With this arrangement, the outer surface of the anilox roll passes through the ink chamber and picks up ink for printing. The ink is metered by means of the doctor blade held to the outlet end of the chamber housing, and sealed with a sealing blade held to the inlet end, with the free ends of the blades being in contact with the outer surface of the anilox roll.
A seal is provided at each end of the blade, that is, at each end of an anilox roll for sealing the ends thereof. Examples of such arrangements are shown in U.S. Pat. Nos. 6,739,248; 6,672,207; and 5,150,651.
Each seal is formed by a compressible body. Since the seals provided at each end of the anilox roll function to seal the ends of the ink chamber, each seal must lie against the peripheral surface of the rotating anilox roller. As a result, each seal is therefore exposed to mechanical stresses as well as wear. Further, during the printing operation, the blades, which press against the anilox roll, also wear. The geometry of the sealing function between the anilox roll, the two blades and the end seal changes.
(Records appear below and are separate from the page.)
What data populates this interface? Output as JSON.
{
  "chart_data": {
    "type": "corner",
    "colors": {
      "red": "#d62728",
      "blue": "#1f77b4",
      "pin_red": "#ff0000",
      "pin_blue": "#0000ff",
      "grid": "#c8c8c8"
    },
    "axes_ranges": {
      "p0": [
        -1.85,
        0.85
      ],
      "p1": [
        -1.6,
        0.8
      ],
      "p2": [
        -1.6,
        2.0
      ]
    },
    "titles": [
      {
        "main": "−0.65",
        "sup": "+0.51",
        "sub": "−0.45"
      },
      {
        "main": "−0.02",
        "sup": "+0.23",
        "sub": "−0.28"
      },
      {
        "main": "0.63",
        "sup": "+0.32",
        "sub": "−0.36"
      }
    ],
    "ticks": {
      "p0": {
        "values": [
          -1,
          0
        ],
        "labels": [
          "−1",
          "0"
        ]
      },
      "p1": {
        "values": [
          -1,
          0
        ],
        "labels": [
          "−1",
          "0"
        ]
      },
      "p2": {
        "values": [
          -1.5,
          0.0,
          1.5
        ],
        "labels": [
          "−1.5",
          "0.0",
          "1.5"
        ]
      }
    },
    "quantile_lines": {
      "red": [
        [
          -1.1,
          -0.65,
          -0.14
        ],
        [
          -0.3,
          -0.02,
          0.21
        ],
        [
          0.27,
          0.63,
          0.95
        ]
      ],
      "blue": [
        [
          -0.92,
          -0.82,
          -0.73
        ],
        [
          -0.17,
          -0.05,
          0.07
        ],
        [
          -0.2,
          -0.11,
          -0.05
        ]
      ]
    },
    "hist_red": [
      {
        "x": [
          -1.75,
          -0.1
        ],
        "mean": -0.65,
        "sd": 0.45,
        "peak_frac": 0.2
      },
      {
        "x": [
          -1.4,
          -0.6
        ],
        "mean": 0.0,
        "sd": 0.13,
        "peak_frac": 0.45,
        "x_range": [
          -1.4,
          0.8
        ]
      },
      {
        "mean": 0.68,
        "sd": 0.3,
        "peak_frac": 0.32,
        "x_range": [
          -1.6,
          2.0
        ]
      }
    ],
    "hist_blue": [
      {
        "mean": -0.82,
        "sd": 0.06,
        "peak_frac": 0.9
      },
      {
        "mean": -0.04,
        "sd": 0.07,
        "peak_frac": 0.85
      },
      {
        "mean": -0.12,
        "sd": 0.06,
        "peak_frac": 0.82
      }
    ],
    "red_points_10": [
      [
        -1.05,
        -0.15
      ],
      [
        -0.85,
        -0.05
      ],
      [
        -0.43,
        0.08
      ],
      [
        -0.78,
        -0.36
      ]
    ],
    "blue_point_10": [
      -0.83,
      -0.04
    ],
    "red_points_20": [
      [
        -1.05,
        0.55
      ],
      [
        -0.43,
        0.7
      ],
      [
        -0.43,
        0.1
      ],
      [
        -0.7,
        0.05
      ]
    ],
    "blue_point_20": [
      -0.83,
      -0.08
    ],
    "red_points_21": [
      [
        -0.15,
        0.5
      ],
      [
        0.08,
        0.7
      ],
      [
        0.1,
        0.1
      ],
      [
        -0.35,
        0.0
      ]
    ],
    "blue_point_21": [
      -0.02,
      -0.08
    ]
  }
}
Conventionally, each end of a blade sits upon a flat supporting area of the respective seal. As a result, there is not much flexibility at the opposite ends of the blades where they are held by the chamber seals. Because there is more force by the seals on each blade, that is, at the ends of the blades where they are held, the ends of the blades are less capable of flexing or bending at these points. As a result, there is uneven wear on the ends of the blades adjacent the seals, which tends to cause more wear and more leakage of ink at the ends of the anilox roll. Further, ink tends to ride under the blade, that is, between the blade and the flat supporting area of the seal, causing the blade to lift up away from the seal, thereby resulting in still more leakage. Thus, the place where the seal, anilox roll and blades join, is particularly susceptible to leakage.
If a seal is lubricated, the blades will not wear as much in the seal areas as compared to an area outside of the seal. However, if a seal is not lubricated, the dried ink will wear the blades faster in the seal areas. In either case, the areas where the anilox roll, blades and seals join are susceptible to leakage because of geometric changes.